A regularização de um imóvel via adjudicação compulsória, seja judicial ou extrajudicial, é um processo que visa conferir a segurança jurídica da propriedade. Exigências indevidas, como o recolhimento múltiplo do ITBI sobre cada elo da cadeia de cessões, além de onerar excessivamente o cidadão, desvirtuam a finalidade do imposto e a própria celeridade que se busca com a via extrajudicial. Embora o Oficial de Registro tenha o dever de fiscalizar o recolhimento dos tributos, essa fiscalização deve se ater ao fato gerador legalmente previsto.
Nesse contexto, a atuação de um Advogado Especialista em Direito Imobiliário é crucial. Este profissional não apenas orientará o cliente sobre a documentação necessária e os requisitos da adjudicação compulsória, mas também estará apto a identificar e contestar exigências indevidas por parte do Cartório, como a cobrança de ITBI sobre as cessões de direitos anteriores.

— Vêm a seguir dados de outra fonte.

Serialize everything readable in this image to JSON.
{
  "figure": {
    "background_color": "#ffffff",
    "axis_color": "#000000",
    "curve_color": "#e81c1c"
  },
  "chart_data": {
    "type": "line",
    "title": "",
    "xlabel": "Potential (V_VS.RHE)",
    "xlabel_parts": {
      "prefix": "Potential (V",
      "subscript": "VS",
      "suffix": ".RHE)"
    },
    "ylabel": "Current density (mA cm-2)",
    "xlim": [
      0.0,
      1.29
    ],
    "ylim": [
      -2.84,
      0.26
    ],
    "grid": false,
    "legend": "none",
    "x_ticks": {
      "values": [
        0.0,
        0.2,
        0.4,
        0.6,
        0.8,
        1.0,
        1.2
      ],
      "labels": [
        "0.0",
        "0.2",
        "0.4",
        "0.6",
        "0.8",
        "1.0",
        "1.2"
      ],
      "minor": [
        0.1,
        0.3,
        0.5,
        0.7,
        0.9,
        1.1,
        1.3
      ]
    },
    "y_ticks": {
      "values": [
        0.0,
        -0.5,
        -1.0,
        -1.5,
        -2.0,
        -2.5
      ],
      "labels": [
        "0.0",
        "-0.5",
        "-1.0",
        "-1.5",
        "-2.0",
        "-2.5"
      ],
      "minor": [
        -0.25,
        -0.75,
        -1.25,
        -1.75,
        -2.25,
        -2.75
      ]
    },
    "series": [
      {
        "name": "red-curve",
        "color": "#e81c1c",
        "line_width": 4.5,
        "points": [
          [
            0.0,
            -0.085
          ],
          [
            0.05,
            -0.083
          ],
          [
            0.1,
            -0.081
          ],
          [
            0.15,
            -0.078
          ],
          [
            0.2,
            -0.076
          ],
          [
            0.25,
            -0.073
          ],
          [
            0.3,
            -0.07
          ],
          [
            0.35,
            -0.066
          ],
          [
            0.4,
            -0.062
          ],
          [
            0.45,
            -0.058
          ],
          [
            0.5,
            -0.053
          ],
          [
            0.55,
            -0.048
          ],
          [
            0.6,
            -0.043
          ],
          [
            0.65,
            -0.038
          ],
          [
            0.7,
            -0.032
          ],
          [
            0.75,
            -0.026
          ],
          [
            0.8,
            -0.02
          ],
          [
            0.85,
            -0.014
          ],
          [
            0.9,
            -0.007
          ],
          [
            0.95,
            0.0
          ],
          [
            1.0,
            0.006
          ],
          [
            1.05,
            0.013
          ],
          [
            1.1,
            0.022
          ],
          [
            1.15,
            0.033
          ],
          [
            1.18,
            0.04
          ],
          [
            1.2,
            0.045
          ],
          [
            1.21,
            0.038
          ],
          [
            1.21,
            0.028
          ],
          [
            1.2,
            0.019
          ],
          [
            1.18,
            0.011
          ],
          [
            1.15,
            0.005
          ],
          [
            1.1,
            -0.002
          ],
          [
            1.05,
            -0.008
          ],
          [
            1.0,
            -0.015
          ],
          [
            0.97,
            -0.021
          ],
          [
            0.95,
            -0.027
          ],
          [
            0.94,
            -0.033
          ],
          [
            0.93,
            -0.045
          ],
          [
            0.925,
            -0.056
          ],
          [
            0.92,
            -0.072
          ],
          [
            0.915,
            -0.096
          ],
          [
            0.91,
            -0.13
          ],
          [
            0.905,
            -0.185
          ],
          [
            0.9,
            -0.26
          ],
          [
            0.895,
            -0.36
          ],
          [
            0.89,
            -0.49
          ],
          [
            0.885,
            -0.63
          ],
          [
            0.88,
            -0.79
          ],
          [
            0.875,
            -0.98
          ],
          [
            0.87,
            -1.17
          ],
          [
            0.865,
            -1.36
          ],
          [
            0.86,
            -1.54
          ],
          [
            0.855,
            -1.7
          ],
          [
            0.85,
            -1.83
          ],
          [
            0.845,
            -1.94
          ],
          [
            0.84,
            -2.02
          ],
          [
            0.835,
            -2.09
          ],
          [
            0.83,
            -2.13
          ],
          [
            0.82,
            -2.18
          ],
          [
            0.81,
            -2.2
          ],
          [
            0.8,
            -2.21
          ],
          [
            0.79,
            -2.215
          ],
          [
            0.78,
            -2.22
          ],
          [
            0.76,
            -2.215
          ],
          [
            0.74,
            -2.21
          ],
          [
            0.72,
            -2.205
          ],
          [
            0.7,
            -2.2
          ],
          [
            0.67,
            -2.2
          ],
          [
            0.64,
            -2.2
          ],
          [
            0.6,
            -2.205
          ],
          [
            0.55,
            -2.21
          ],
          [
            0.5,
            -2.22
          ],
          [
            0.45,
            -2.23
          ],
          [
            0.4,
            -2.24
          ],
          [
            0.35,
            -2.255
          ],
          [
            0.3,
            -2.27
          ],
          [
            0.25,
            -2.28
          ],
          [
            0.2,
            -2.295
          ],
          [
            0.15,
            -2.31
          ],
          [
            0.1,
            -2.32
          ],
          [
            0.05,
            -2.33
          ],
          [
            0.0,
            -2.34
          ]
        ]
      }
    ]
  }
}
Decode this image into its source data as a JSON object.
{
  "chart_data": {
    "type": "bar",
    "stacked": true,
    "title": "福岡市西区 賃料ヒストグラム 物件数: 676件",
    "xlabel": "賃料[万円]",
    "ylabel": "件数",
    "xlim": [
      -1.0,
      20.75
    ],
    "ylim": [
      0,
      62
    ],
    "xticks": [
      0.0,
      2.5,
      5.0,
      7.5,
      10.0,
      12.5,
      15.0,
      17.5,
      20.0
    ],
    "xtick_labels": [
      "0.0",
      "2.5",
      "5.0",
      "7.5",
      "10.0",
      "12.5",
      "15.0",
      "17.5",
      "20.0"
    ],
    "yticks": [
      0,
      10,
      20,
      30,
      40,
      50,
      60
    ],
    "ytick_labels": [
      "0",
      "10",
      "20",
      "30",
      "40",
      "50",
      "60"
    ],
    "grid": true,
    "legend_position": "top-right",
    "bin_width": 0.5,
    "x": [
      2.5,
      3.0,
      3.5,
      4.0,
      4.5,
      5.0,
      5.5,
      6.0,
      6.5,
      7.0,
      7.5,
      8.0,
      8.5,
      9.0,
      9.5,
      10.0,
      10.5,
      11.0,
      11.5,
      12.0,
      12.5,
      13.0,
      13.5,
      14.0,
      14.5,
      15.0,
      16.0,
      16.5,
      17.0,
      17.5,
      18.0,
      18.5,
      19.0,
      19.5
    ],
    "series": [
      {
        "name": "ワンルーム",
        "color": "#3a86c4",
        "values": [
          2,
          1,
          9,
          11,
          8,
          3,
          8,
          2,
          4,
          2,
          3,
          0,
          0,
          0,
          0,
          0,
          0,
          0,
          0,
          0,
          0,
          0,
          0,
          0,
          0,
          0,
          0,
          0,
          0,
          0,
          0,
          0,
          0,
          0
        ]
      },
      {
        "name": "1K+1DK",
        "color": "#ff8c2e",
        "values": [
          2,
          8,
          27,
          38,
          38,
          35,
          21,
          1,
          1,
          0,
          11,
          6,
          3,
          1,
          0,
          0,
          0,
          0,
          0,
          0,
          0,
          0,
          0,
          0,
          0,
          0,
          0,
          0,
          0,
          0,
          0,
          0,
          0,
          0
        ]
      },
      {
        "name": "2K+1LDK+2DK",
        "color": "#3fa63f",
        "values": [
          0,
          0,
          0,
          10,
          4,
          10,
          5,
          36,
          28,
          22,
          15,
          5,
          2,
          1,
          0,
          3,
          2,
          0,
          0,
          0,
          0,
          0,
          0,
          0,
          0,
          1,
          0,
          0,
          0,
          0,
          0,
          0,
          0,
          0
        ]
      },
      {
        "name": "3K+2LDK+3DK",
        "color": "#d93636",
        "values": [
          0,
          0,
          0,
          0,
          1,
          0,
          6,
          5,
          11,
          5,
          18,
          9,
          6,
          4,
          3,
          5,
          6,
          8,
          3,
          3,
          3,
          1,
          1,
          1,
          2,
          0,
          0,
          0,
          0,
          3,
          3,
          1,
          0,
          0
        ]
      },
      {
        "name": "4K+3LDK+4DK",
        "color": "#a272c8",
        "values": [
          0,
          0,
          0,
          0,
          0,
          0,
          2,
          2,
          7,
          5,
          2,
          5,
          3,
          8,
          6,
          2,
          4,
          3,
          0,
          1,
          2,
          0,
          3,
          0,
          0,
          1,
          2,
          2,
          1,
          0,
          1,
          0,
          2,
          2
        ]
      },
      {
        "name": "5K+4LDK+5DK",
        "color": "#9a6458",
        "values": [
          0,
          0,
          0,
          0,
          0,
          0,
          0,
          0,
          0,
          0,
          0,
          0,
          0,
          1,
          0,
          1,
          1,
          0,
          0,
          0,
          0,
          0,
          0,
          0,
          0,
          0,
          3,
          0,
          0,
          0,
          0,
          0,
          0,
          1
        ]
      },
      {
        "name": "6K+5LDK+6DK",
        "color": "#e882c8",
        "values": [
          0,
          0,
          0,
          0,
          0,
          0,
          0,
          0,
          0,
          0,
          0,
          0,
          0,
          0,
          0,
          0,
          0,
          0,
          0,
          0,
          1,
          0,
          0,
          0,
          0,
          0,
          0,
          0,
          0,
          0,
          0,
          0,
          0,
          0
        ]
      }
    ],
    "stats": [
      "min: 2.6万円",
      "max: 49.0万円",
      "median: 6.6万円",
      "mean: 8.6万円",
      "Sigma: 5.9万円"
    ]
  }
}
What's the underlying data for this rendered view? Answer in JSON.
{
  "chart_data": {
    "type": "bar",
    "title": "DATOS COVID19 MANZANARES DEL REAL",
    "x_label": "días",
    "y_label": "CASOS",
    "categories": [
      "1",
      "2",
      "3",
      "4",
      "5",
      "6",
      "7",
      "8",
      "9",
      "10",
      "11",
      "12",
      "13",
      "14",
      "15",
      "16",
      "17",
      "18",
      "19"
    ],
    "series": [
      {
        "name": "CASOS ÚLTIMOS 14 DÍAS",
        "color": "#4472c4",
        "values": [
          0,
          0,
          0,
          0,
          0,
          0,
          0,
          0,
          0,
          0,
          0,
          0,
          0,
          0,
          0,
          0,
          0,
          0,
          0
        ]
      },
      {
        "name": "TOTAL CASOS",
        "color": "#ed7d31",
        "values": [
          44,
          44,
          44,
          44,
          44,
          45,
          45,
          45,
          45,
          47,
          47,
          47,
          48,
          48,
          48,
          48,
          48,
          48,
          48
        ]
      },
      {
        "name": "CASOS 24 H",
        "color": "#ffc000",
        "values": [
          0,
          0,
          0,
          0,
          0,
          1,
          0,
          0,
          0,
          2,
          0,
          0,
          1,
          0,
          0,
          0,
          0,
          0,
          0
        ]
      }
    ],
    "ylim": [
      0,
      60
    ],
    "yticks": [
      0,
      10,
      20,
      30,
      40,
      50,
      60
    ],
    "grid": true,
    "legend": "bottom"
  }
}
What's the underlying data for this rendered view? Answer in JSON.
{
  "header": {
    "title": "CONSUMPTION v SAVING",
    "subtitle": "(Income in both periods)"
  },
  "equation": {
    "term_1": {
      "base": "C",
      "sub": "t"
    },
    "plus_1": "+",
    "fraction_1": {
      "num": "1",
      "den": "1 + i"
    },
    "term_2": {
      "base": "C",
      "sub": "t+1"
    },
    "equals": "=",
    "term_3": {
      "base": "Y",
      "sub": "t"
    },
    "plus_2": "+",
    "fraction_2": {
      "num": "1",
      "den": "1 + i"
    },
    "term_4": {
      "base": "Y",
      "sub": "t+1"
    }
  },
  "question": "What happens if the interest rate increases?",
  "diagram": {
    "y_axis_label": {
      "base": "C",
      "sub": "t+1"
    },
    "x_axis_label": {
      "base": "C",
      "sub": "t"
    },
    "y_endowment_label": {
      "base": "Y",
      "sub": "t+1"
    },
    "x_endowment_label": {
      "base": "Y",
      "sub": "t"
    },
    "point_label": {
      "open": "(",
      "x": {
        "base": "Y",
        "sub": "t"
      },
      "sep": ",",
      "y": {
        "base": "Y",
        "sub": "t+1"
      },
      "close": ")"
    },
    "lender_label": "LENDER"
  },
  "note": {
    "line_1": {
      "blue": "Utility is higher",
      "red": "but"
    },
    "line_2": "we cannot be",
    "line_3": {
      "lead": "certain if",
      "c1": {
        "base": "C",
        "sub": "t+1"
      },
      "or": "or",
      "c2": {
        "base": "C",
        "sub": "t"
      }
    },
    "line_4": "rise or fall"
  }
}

A expertise jurídica garante que o processo de regularização do imóvel ocorra de forma correta, econômica e eficiente, assegurando o direito à propriedade plena e registrada.
O louvável acórdão assim foi ementado:
"TJRJ. 0802216-53.2024.8.19.0001. J. em: 01/12/2025. CONSELHO DA MAGISTRATURA. APELAÇÃO. DÚVIDA SUSCITADA PELO CARTÓRIO DO 9º OFÍCIO DE REGISTRO GERAL DE IMÓVEIS DA CAPITAL. REQUERIMENTO DE REGISTRO DE ADJUDICAÇÃO COMPULSÓRIA EXTRAJUDICIAL. OFICIAL OBSTOU O REGISTRO PRETENDIDO, SUSTENTANDO A NECESSIDADE DE: (1) JUNTAR CERTIDÕES DE PAGAMENTO DO IMPOSTO DE TRANSMISSÃO REFERENTES ÀS PROMESSAS DE CESSÃO DE DIREITOS; E (2) REQUERER EM SEPARADO A NOTIFICAÇÃO DOS PROMITENTES CEDENTES. SENTENÇA JULGOU PROCEDENTE A DÚVIDA SUSCITADA. IRRESIGNAÇÃO. PARECER DA DOUTA PROCURADORIA OPINANDO PELO CONHECIMENTO E PROVIMENTO PARCIAL DA APELAÇÃO. IMPROCEDÊNCIA DA PRIMEIRA EXIGÊNCIA, UMA VEZ QUE O ITBI SOMENTE É DEVIDO QUANDO SE TRANSFERE O DOMÍNIO. APENAS A TRANSCRIÇÃO DO TÍTULO DE TRANSFERÊNCIA NO REGISTRO DE IMÓVEIS DARÁ ENSEJO A SUA INCIDÊNCIA, NÃO PODENDO SER TRIBUTADA A MERA DE CESSÃO DE DIREITOS. NECESSIDADE DE NOTIFICAÇÃO DA PARTE INADIMPLENTE NA OUTORGA DA ESCRITURA DEFINITIVA, O QUE INCLUI OS PROMITENTES CEDENTES E O TITULAR DO DIREITO DE PROPRIEDADE REGISTRADO. LITISCONSÓRCIO PASSIVO NECESSÁRIO. PRINCÍPIO DA SEGURANÇA JURÍDICA. APLICAÇÃO DO ARTIGO 216-B, § 1º, INCISOS II, III E IV DA LEI Nº 6.015/73. CONHECIMENTO E PROVIMENTO PARCIAL DO RECURSO PARA QUE SEJA JULGADA IMPROCEDENTE A EXIGÊNCIA 1 E PROCEDENTE A EXIGÊNCIA 2 DA DÚVIDA".